Ao longo destes anos comigo, Rosa passou por diversos empregos, nunca permanecendo muito em nenhum deles — com exceção dos dois últimos, que coincidem com um momento mais avançado em sua análise. Suas falas de que havia sempre sido ‘enganada e iludida’, que alguém sempre lhe queria mal ou “puxar-lhe o tapete” (aspectos persecutórios que eram ‘ativados’ em momentos de maior tensão), diminuíram significativamente. Ressalto a título de informação que este processo se deu sem a necessidade de medicação, somente com o processo analítico.
Rosa queria agora recuperar o trabalho que tinha antes e havia perdido — para isto precisaria estudar. Mas se defrontava com sua dificuldade em fazê-lo: ‘com o barulho de onde morava’ (o barulho dentro de si?). Queria muito ainda ‘construir sua casinha’ e sair deste lugar onde morava, que, tal qual descrevia, “era um inferno”. Entendo hoje que sua mente, em grande parte, era um inferno. Mas outra parte, relativamente preservada, buscava expansão e cuidados.
NÃO SONHAR
Rosa falava bastante do que lhe afligia e das dificuldades do dia-a-dia, de forma bastante simples e concreta — parecendo-me muitas vezes algo da ordem da ‘descarga’. Muitos pacientes fazem isto em alguma medida. Mas a dificuldade que se impunha, era a predominância, invariável, do não-sonho.
Defino-o, com as palavras de Cassorla[5]: “Propõe-se chamar não sonhos a sonhos em potencial que não puderam ser sonhados e que se apresentam como não-cenas ou cenas estanques, estereotipadas, sem acesso à trama simbólica”.
O trabalho onírico — em sonho ou em vigília — desta paciente parecia-me próximo ao inexistente. Talvez em alguma medida ela sonhasse, mas Rosa não estabelecia contato com seu sonhar: quer fosse o sonhar da noite ou, metaforicamente, do dia: associar ideias. A ‘ligação’ não se fazia: não se lembrava de seus sonhos, assim como também me parecia não acontecer, em grande medida, com sua dor: não havia ligações. Dificuldade esta que — até então -, eu atribuía somente à paciente. Sim, era sua condição psíquica própria, daquele momento — assim eu entendia. Mas, recorro a Cassorla (ibid) nova e brevemente para a ideia à qual me refiro, de sonho e não sonho, a dois, segundo o autor:
Propõe-se que o analista deve sonhar, também acordado, os sonhos e não-sonhos que o paciente propõe no teatro da análise. (…) Os sonhos se manifestam como cenas, enredos, estórias, com forte pregnância visual e indicam que percepções brutas adquiriram qualidade psíquica. (…) O analista sonha os sonhos do paciente em outras vertentes, ampliando seu significado e sonha seus não-sonhos dando-lhes significado. (grifos meus).

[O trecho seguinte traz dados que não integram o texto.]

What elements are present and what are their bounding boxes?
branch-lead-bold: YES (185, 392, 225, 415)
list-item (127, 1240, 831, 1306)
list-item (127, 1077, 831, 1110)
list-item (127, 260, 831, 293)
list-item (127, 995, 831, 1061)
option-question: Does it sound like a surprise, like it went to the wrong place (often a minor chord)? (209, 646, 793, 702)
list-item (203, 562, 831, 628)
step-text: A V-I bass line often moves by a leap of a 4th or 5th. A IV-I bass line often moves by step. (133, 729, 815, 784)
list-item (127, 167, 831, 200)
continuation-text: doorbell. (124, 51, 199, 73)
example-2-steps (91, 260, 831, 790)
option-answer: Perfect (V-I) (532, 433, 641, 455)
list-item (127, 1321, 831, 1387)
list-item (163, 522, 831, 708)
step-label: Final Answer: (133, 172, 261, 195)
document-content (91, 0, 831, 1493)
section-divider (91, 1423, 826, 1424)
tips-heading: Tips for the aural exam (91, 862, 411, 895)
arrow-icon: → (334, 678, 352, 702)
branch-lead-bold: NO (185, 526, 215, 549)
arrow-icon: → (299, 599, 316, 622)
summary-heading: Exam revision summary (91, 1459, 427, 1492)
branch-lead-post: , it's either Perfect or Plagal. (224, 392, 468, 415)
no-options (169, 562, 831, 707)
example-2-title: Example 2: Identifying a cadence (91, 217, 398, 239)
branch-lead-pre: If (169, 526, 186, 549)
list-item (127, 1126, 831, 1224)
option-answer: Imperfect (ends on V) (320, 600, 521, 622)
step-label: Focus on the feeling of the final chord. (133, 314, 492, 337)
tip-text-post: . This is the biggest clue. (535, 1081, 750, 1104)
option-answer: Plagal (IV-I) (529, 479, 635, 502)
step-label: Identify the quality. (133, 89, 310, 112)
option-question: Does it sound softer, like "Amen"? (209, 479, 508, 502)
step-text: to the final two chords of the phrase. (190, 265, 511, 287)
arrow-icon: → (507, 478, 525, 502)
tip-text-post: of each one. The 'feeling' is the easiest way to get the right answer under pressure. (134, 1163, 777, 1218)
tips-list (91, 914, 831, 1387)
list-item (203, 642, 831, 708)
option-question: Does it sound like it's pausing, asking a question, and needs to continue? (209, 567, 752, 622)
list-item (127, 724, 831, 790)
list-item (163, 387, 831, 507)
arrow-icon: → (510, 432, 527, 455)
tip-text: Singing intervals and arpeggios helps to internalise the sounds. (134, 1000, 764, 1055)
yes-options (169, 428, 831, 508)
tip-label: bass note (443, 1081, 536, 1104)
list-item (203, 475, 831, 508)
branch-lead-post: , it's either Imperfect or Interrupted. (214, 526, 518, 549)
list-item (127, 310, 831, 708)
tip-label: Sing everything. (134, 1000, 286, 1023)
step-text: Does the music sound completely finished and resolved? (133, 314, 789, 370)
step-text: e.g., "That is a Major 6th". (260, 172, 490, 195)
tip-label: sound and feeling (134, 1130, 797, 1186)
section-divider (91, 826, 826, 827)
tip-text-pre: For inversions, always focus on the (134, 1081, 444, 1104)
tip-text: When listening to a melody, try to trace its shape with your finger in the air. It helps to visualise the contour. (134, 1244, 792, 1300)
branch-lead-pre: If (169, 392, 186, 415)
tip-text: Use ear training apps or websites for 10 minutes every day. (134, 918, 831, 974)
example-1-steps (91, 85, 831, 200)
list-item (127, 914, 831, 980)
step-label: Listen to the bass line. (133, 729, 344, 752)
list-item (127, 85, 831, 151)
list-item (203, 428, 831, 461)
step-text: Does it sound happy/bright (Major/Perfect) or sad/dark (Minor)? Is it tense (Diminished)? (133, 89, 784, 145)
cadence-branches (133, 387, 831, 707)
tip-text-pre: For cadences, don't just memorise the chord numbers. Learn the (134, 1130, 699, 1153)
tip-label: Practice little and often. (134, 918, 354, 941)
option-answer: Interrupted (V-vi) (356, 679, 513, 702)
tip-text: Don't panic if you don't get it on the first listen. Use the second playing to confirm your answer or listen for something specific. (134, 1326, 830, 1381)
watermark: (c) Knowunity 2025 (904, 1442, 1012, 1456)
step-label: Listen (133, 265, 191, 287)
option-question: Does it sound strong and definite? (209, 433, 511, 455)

Seus conteúdos brutos, eu escutava. Mas nem sempre podia sonhá-los, suficientemente. Certamente — supervisão e análise prosseguiam.
Rosa, de seu lado, sempre fez sua parte para estar presente às sessões, apesar dos desempregos e residindo distante de meu consultório. Muitas vezes, ao estar ali, dizia ‘sentir-se na civilização’. Apesar de referir-se objetivamente à possibilidade de sentar-se tranquilamente na sala de espera e ler revistas, penso que falava também sobre a possibilidade de civilizar sua mente ainda predominada por estados muitas vezes bárbaros (de perseguição, traição, ataques e roubos).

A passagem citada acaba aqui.